What the Petition ALL Boils Down To
Today I received two letters from two different women regarding the petition otherwise known as, "The Constitutional Amendment to Define Marriage." One was from Chatham, Mass, the other from Northbridge, Mass. Both women signed the petition, both have a different take on it. The letters speak for themselves...about "ownership" of one's own actions, to hide behind rhetoric or to accept it...
Letter #1 (from Chatham)
I was extremely distressed to find my name on your website, as a signatory to Petition #05-02, The Constitutional Amendment to Define Marriage. You state that your publication is to alert victims of possible fraud to act to have their names stricken from the petition. I suspect that you are really publishing an "enemies list", equating the signing of the petition with the opposition to your pro-same sex marriage stance.
In fact, my signing of the petition was neither induced by fraud, nor did it indicate my stance on an appropriate legal definition of marriage. What it did reflect my belief that a matter so profoundly meaningful to so many people should be allowed to go to the ballot and be voted on by the citizens of Massachusetts.
I understand the ramifications of signing a petition and the operation of the Freedom of Information Act. Nonetheless, the publication of my name on your website is as abhorrent to me as it would be if it were published on an anti-same sex marriage website, with the inference that I was in support of that position.
I am therefore asking that you remove my name from the listing on your website immediately. Your compliance will go a long way toward convincing me that you are objective and fair in your campaign to regularize same sex marriage in our state.

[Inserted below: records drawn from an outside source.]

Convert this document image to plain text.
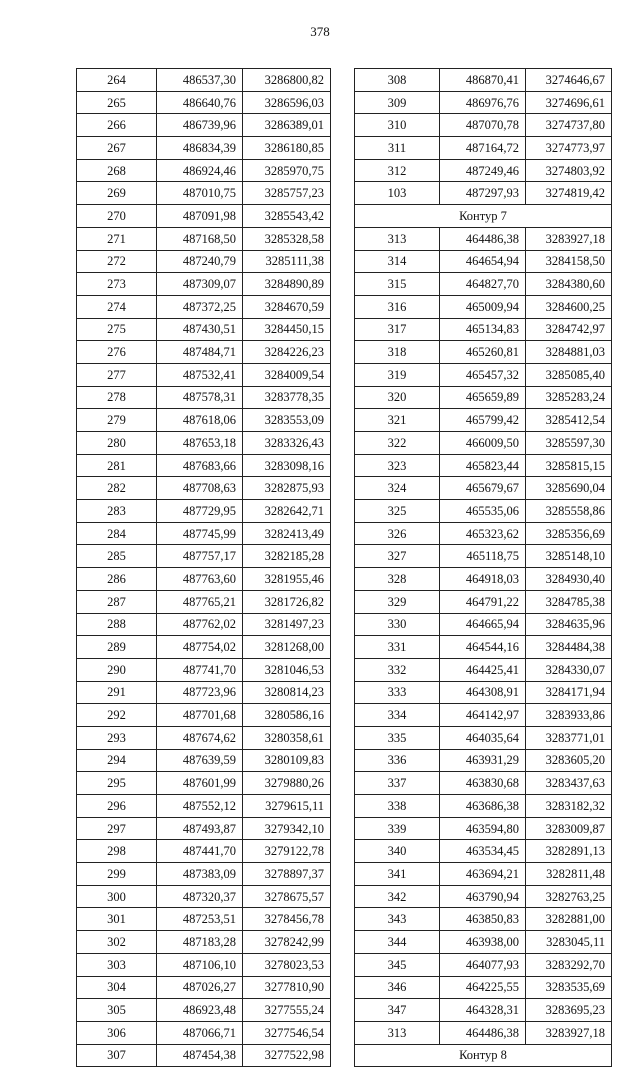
378
264	486537,30	3286800,82
265	486640,76	3286596,03
266	486739,96	3286389,01
267	486834,39	3286180,85
268	486924,46	3285970,75
269	487010,75	3285757,23
270	487091,98	3285543,42
271	487168,50	3285328,58
272	487240,79	3285111,38
273	487309,07	3284890,89
274	487372,25	3284670,59
275	487430,51	3284450,15
276	487484,71	3284226,23
277	487532,41	3284009,54
278	487578,31	3283778,35
279	487618,06	3283553,09
280	487653,18	3283326,43
281	487683,66	3283098,16
282	487708,63	3282875,93
283	487729,95	3282642,71
284	487745,99	3282413,49
285	487757,17	3282185,28
286	487763,60	3281955,46
287	487765,21	3281726,82
288	487762,02	3281497,23
289	487754,02	3281268,00
290	487741,70	3281046,53
291	487723,96	3280814,23
292	487701,68	3280586,16
293	487674,62	3280358,61
294	487639,59	3280109,83
295	487601,99	3279880,26
296	487552,12	3279615,11
297	487493,87	3279342,10
298	487441,70	3279122,78
299	487383,09	3278897,37
300	487320,37	3278675,57
301	487253,51	3278456,78
302	487183,28	3278242,99
303	487106,10	3278023,53
304	487026,27	3277810,90
305	486923,48	3277555,24
306	487066,71	3277546,54
307	487454,38	3277522,98
308	486870,41	3274646,67
309	486976,76	3274696,61
310	487070,78	3274737,80
311	487164,72	3274773,97
312	487249,46	3274803,92
103	487297,93	3274819,42
Контур 7		
313	464486,38	3283927,18
314	464654,94	3284158,50
315	464827,70	3284380,60
316	465009,94	3284600,25
317	465134,83	3284742,97
318	465260,81	3284881,03
319	465457,32	3285085,40
320	465659,89	3285283,24
321	465799,42	3285412,54
322	466009,50	3285597,30
323	465823,44	3285815,15
324	465679,67	3285690,04
325	465535,06	3285558,86
326	465323,62	3285356,69
327	465118,75	3285148,10
328	464918,03	3284930,40
329	464791,22	3284785,38
330	464665,94	3284635,96
331	464544,16	3284484,38
332	464425,41	3284330,07
333	464308,91	3284171,94
334	464142,97	3283933,86
335	464035,64	3283771,01
336	463931,29	3283605,20
337	463830,68	3283437,63
338	463686,38	3283182,32
339	463594,80	3283009,87
340	463534,45	3282891,13
341	463694,21	3282811,48
342	463790,94	3282763,25
343	463850,83	3282881,00
344	463938,00	3283045,11
345	464077,93	3283292,70
346	464225,55	3283535,69
347	464328,31	3283695,23
313	464486,38	3283927,18
Контур 8		
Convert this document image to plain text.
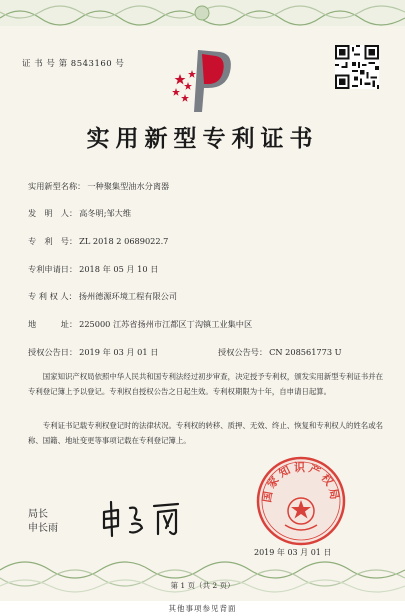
证 书 号 第 8543160 号
实用新型专利证书
实用新型名称： 一种聚集型油水分离器
发　明　人： 高冬明;邹大维
专　利　号： ZL 2018 2 0689022.7
专利申请日： 2018 年 05 月 10 日
专 利 权 人： 扬州德源环境工程有限公司
地　　　址： 225000 江苏省扬州市江都区丁沟镇工业集中区
授权公告日： 2019 年 03 月 01 日	授权公告号： CN 208561773 U
国家知识产权局依照中华人民共和国专利法经过初步审查，决定授予专利权，颁发实用新型专利证书并在专利登记簿上予以登记。专利权自授权公告之日起生效。专利权期限为十年，自申请日起算。
专利证书记载专利权登记时的法律状况。专利权的转移、质押、无效、终止、恢复和专利权人的姓名或名称、国籍、地址变更等事项记载在专利登记簿上。
国家知识产权局
局长
申长雨
2019 年 03 月 01 日
第 1 页（共 2 页）
其他事项参见背面
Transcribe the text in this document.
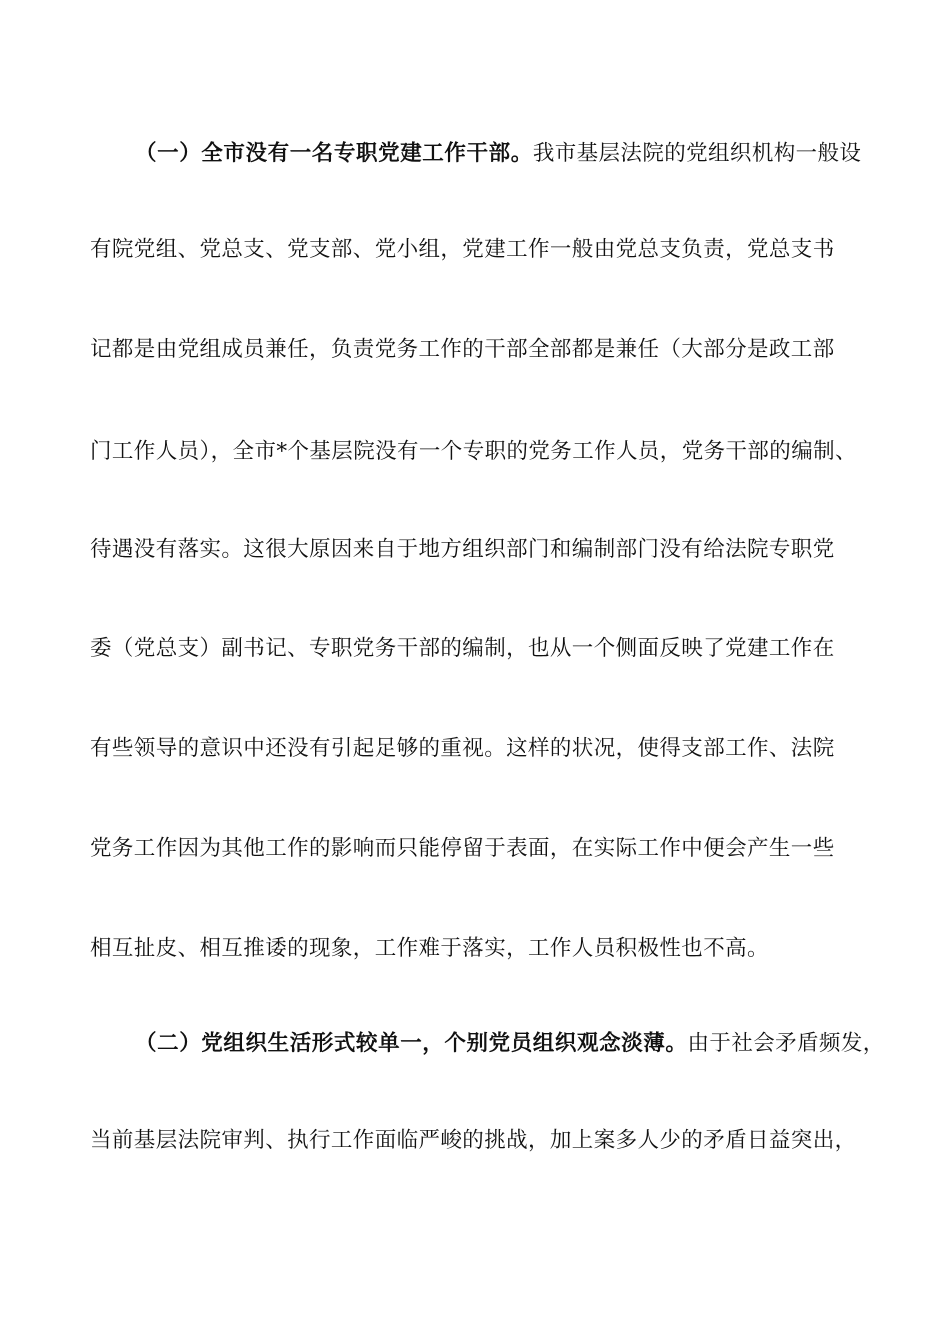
（一）全市没有一名专职党建工作干部。我市基层法院的党组织机构一般设
有院党组、党总支、党支部、党小组，党建工作一般由党总支负责，党总支书
记都是由党组成员兼任，负责党务工作的干部全部都是兼任（大部分是政工部
门工作人员），全市*个基层院没有一个专职的党务工作人员，党务干部的编制、
待遇没有落实。这很大原因来自于地方组织部门和编制部门没有给法院专职党
委（党总支）副书记、专职党务干部的编制，也从一个侧面反映了党建工作在
有些领导的意识中还没有引起足够的重视。这样的状况，使得支部工作、法院
党务工作因为其他工作的影响而只能停留于表面，在实际工作中便会产生一些
相互扯皮、相互推诿的现象，工作难于落实，工作人员积极性也不高。
（二）党组织生活形式较单一，个别党员组织观念淡薄。由于社会矛盾频发，
当前基层法院审判、执行工作面临严峻的挑战，加上案多人少的矛盾日益突出，
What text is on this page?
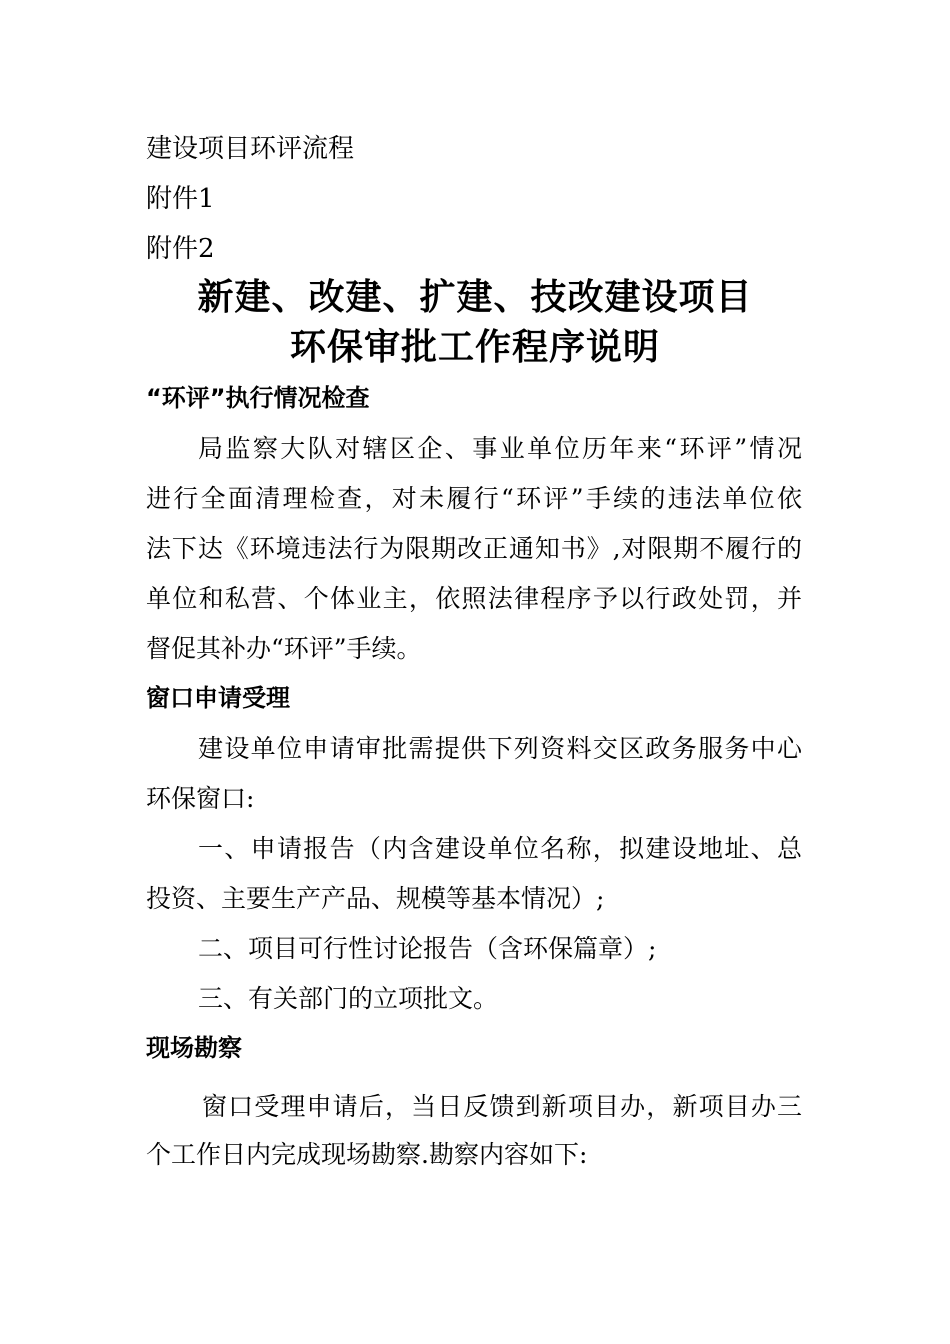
建设项目环评流程
附件1
附件2
新建、改建、扩建、技改建设项目
环保审批工作程序说明
“环评”执行情况检查
局监察大队对辖区企、事业单位历年来“环评”情况
进行全面清理检查，对未履行“环评”手续的违法单位依
法下达《环境违法行为限期改正通知书》,对限期不履行的
单位和私营、个体业主，依照法律程序予以行政处罚，并
督促其补办“环评”手续。
窗口申请受理
建设单位申请审批需提供下列资料交区政务服务中心
环保窗口:
一、申请报告（内含建设单位名称，拟建设地址、总
投资、主要生产产品、规模等基本情况）;
二、项目可行性讨论报告（含环保篇章）;
三、有关部门的立项批文。
现场勘察
窗口受理申请后，当日反馈到新项目办，新项目办三
个工作日内完成现场勘察.勘察内容如下:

Letter #2 (From Northbridge)
Because I suffer from macular degeneration, I am legally blind. I am unable to read without the aid of a closed circuit tv machine. Therefore, when I was asked to sign the above petition last year, I asked what it said, since I could not read it myself. I was told by the young man collecting signatures that it was a petition to put the question of gay marriage on the ballot so that people would have the opportunity to vote on the issue.
I specifically asked him if the petition took a stand against gay marriage. Because I support marriage equality, I told him I would not sign if the petition were against gay marriage. He assured me that it was not, but was "simply a mechanism to put the issue to a vote."
When my daughter later read me the actual wording of the petition, I was quite upset. I am a retired middle school teacher, and it pains me to think that my former students might now believe that I am homophobic, and that I do not support equal rights for all of them. I feel that I was misled.
Tom Lang, Director
**follow-up** Are the signers being polled ?? from a letter from the daughter of the woman from Northbridge
"As I explained a couple of weeks ago in our telephone conversation, because the person who misled my mother into signing the petition is a family member, she did not wish to name him in the affidavit. Of course, this person showed her no such consideration in having her associate her name with this hateful petition; as I mentioned previously, he did not have the integrity to sign it himself.
As you most likely know, anti-gay marriage people are apparently using the petition to contact people who signed. My mother received a telephone call recently asking her about her views on gay marriage. When she responded that she supported gay marriage, she said, "They hung up pretty quickly."